Il primo passo del Governo Letta tra contaminazioni della falde acquifere, subordinazione del diritto alla salute e mega-progetti: ecco il decreto da non fare.

In tempo di crisi, il primo passo del governo della larga maggioranza detta una lista di priorità da far tremare le gambe: diritto alla salute subordinato alla sostenibilità economica, contaminazioni delle falde acquifere “attenuate” invece che bloccate, incentivi ai mega-progetti a scapito dei trasporti pubblici. Il governo consegna un baule d’oro alle grandi imprese che, vincitrici nei confronti del temuto principio “chi inquina paga”, potranno partire in vacanza con una baule carico d’oro, tra appalti per le infrastrutture e soldi risparmiati dalle bonifiche.

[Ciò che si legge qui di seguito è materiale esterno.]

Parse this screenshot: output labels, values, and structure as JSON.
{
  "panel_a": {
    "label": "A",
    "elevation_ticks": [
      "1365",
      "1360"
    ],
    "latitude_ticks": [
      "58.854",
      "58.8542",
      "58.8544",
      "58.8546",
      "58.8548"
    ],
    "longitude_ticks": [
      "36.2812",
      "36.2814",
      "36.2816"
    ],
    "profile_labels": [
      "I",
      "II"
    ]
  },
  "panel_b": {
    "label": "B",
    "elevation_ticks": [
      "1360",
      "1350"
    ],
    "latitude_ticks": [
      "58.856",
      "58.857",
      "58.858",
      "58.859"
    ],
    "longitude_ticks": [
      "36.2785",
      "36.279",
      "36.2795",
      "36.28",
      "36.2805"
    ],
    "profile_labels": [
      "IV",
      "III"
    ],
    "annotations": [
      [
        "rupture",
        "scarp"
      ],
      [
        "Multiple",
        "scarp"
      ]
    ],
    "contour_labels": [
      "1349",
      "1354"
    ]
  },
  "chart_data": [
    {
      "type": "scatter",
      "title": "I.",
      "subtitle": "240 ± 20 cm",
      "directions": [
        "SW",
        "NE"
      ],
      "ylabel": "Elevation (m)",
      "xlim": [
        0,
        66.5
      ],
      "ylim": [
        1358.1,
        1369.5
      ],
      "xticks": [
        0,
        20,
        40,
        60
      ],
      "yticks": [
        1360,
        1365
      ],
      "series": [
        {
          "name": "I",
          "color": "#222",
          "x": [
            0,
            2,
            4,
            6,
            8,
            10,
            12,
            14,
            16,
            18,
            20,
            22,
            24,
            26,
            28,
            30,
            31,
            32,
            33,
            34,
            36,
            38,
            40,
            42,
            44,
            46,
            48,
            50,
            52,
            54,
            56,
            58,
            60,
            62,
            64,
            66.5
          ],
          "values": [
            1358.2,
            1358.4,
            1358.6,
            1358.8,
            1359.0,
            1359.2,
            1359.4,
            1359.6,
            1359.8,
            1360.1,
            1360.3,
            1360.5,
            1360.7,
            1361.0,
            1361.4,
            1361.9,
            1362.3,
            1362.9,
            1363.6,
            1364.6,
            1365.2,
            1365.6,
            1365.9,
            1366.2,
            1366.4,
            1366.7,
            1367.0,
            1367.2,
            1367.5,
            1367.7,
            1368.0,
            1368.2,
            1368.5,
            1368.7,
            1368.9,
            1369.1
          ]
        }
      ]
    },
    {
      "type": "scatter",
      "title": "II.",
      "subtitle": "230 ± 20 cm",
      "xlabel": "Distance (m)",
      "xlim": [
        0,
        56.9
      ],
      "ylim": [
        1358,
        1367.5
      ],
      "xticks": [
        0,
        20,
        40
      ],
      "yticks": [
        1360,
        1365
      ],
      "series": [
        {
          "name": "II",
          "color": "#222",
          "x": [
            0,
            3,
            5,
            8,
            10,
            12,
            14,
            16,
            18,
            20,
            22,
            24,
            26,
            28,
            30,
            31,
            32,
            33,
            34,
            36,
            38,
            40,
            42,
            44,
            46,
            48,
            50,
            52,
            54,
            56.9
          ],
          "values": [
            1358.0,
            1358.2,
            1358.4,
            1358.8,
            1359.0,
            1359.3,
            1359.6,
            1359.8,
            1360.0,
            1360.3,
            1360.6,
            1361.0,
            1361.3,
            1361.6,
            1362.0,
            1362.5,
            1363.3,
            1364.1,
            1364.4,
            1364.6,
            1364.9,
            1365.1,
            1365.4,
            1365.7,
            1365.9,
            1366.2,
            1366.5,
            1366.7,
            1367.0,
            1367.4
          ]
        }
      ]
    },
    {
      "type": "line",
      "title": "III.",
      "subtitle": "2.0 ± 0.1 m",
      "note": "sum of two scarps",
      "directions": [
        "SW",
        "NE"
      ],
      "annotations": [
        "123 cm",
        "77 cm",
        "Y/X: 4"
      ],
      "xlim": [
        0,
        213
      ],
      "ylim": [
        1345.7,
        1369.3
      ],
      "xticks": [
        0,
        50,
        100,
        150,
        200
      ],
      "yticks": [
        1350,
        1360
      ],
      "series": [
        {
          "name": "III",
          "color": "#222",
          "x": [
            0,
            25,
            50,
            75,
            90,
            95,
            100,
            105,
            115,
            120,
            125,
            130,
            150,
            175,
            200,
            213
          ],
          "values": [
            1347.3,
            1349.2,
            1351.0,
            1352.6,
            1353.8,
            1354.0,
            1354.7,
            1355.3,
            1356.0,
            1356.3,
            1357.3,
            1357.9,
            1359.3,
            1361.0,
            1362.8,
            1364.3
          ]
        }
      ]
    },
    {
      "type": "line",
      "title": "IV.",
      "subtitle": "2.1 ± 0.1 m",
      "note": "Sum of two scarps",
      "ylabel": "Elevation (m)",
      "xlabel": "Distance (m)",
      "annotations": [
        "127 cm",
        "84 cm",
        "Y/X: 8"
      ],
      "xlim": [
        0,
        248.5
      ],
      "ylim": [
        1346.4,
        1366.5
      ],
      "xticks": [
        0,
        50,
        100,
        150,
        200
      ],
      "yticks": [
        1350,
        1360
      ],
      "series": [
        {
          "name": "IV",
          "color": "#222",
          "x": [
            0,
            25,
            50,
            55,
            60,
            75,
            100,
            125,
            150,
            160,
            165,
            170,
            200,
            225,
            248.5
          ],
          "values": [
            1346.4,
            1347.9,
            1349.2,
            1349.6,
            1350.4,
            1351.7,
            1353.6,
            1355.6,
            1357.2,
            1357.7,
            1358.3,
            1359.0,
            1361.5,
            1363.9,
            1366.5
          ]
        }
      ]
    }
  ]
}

Per capire nel dettaglio che cosa questo decreto detto “del Fare” stia invece cercando di “disfare” è necessario guardare punto per punto le modifiche attuate dal governo delle grandi maggioranze. Il linguaggio giuridico di primo impatto non aiuta a capire che cosa sta succedendo nel nostro paese e a quanto velocemente la logica economica si stia imponendo su numerosi settori del nostro vivere comune. Il tutto, giustificato dalla crisi e quindi fatto passare come utile e necessario al rilancio del paese.

Ma vediamo in dettaglio che cosa accade.



Via libera alle grandi opere, costose infrastrutture ad alto impatto ambientale ed inaccessibili ai più.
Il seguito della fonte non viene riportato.